- Attackers bribed support staff to access internal tools.
- $20M ransom demand redirected into reward fund.
- New protections live ahead of S&P 500 entry.
Coinbase has disclosed a targeted cyberattack involving bribed overseas contractors, resulting in a significant data breach that impacted less than 1% of its monthly active users.
While no funds, passwords, or private keys were exposed, the attackers accessed internal systems and extracted sensitive customer information.
The incident highlights growing concerns over insider threats in centralised crypto platforms and comes at a crucial moment, with Coinbase preparing for its inclusion in the S&P 500 index.

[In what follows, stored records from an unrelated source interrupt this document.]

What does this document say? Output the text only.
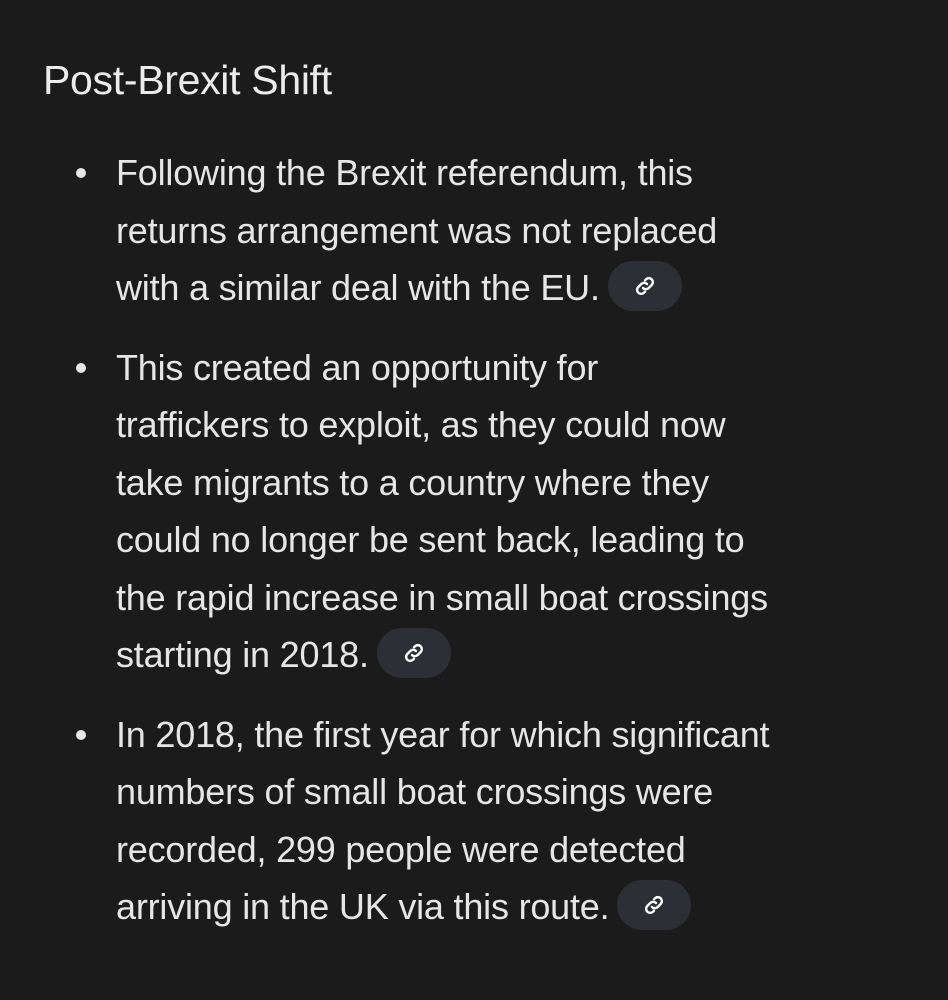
Post-Brexit Shift
Following the Brexit referendum, this
returns arrangement was not replaced
with a similar deal with the EU.
This created an opportunity for
traffickers to exploit, as they could now
take migrants to a country where they
could no longer be sent back, leading to
the rapid increase in small boat crossings
starting in 2018.
In 2018, the first year for which significant
numbers of small boat crossings were
recorded, 299 people were detected
arriving in the UK via this route.
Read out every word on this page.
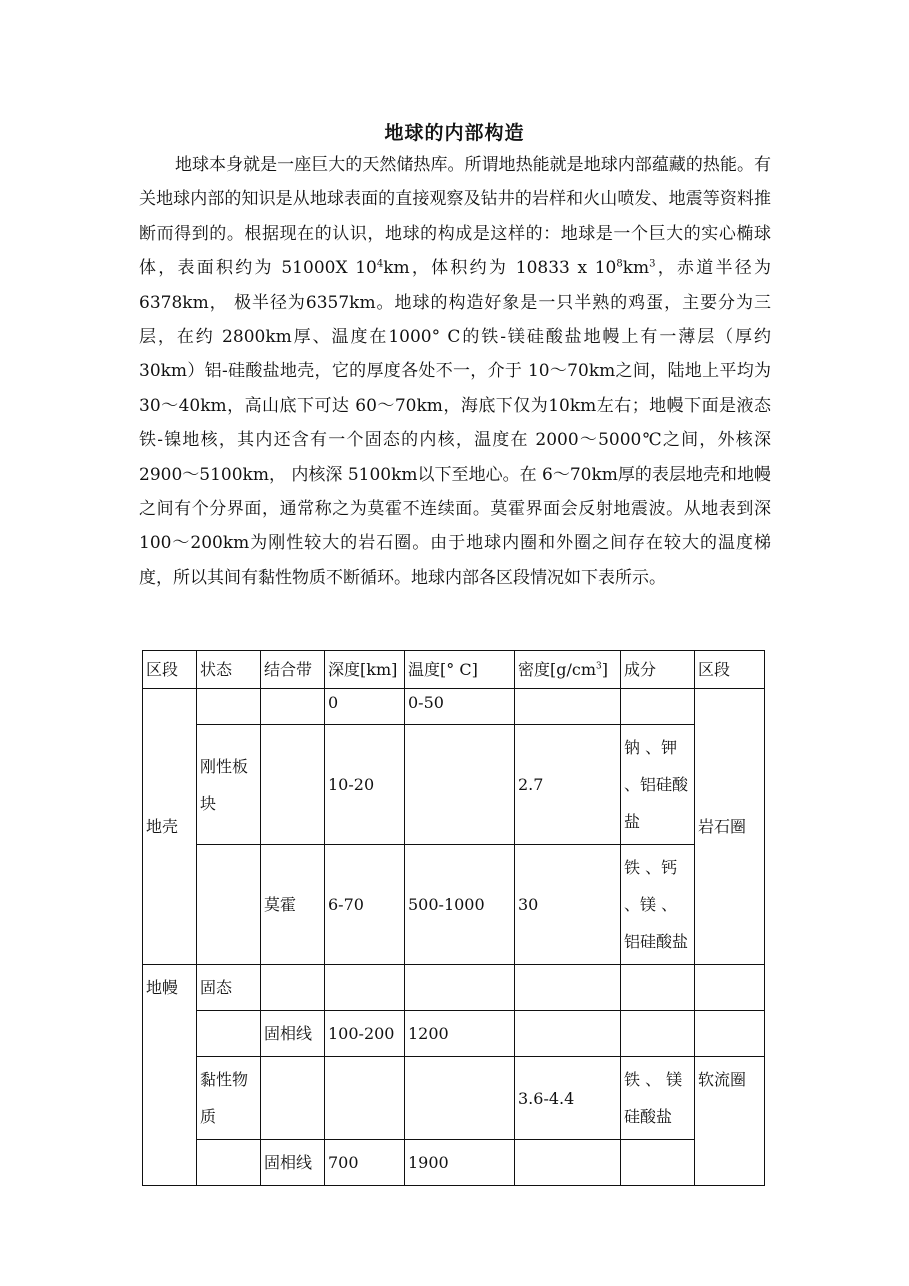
地球的内部构造

地球本身就是一座巨大的天然储热库。所谓地热能就是地球内部蕴藏的热能。有关地球内部的知识是从地球表面的直接观察及钻井的岩样和火山喷发、地震等资料推断而得到的。根据现在的认识，地球的构成是这样的：地球是一个巨大的实心椭球体，表面积约为 51000X $10^4km$，体积约为 10833 x $10^8km^3$，赤道半径为6378km， 极半径为6357km。地球的构造好象是一只半熟的鸡蛋，主要分为三层，在约 2800km厚、温度在1000° C的铁-镁硅酸盐地幔上有一薄层（厚约 30km）铝-硅酸盐地壳，它的厚度各处不一，介于 10～70km之间，陆地上平均为30～40km，高山底下可达 60～70km，海底下仅为10km左右；地幔下面是液态铁-镍地核，其内还含有一个固态的内核，温度在 2000～5000℃之间，外核深 2900～5100km， 内核深 5100km以下至地心。在 6～70km厚的表层地壳和地幔之间有个分界面，通常称之为莫霍不连续面。莫霍界面会反射地震波。从地表到深 100～200km为刚性较大的岩石圈。由于地球内圈和外圈之间存在较大的温度梯度，所以其间有黏性物质不断循环。地球内部各区段情况如下表所示。

区段	状态	结合带	深度[km]	温度[° C]	密度$[g/cm^3]$	成分	区段
地壳			0	0-50			岩石圈
	刚性板块		10-20		2.7	钠 、钾 、铝硅酸盐	
		莫霍	6-70	500-1000	30	铁 、钙 、镁 、铝硅酸盐	
地幔	固态						
		固相线	100-200	1200			
	黏性物质				3.6-4.4	铁 、 镁硅酸盐	软流圈
		固相线	700	1900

The company has launched new user protections and is expecting up to $400 million in related expenses.
Bribed contractors enabled access
The breach occurred through a coordinated social engineering effort in which a group of overseas contractors were bribed to grant attackers access to internal tools.
Although Coinbase did not specify the country involved, it confirmed that Coinbase Prime accounts used by institutions were not affected.
Attackers obtained partial bank information, addresses, phone numbers, and masked Social Security digits, aiming to impersonate the platform and extract further assets through phishing.
Coinbase warned that the information was intended to target users in follow-up scams by posing as legitimate support agents.
$20M ransom rejected
After the breach was discovered, the attackers demanded a $20 million payment to stay silent.
Coinbase rejected the demand and instead diverted the amount into a reward fund to help track down those responsible.
The company is now offering up to $20 million for information leading to the arrest and conviction of the attackers.
Coinbase has also engaged blockchain analytics firms to flag addresses connected to the attackers, freeze potential stolen assets, and monitor the flow of funds.
Law enforcement agencies in the US and abroad have been alerted to pursue criminal charges.
New protections deployed
To limit future attacks and mitigate risks from the breach, Coinbase has implemented several new security protocols.
These include additional ID verification during withdrawals, real-time scam alerts, and enhanced scrutiny for accounts flagged as high risk.
A new customer support hub has been launched in the US to reduce third-party outsourcing.
Internally, Coinbase has strengthened its insider threat detection and now runs continuous red-team testing.
It has pledged to make impacted customers “whole” if any further scams succeed using the stolen data, and is reviewing potential indemnification claims.
S&P 500 listing under spotlight
The disclosure comes just days before Coinbase’s entry into the S&P 500, making it the first crypto-native company to achieve the distinction.
With estimated costs from the breach ranging between $180 million and $400 million, analysts expect scrutiny to rise over the exchange’s security infrastructure and operational resilience.
Coinbase said a full assessment of losses, legal claims, and potential recoveries is underway, but the incident underscores the challenges centralised exchanges face in guarding user data against both external and internal threats.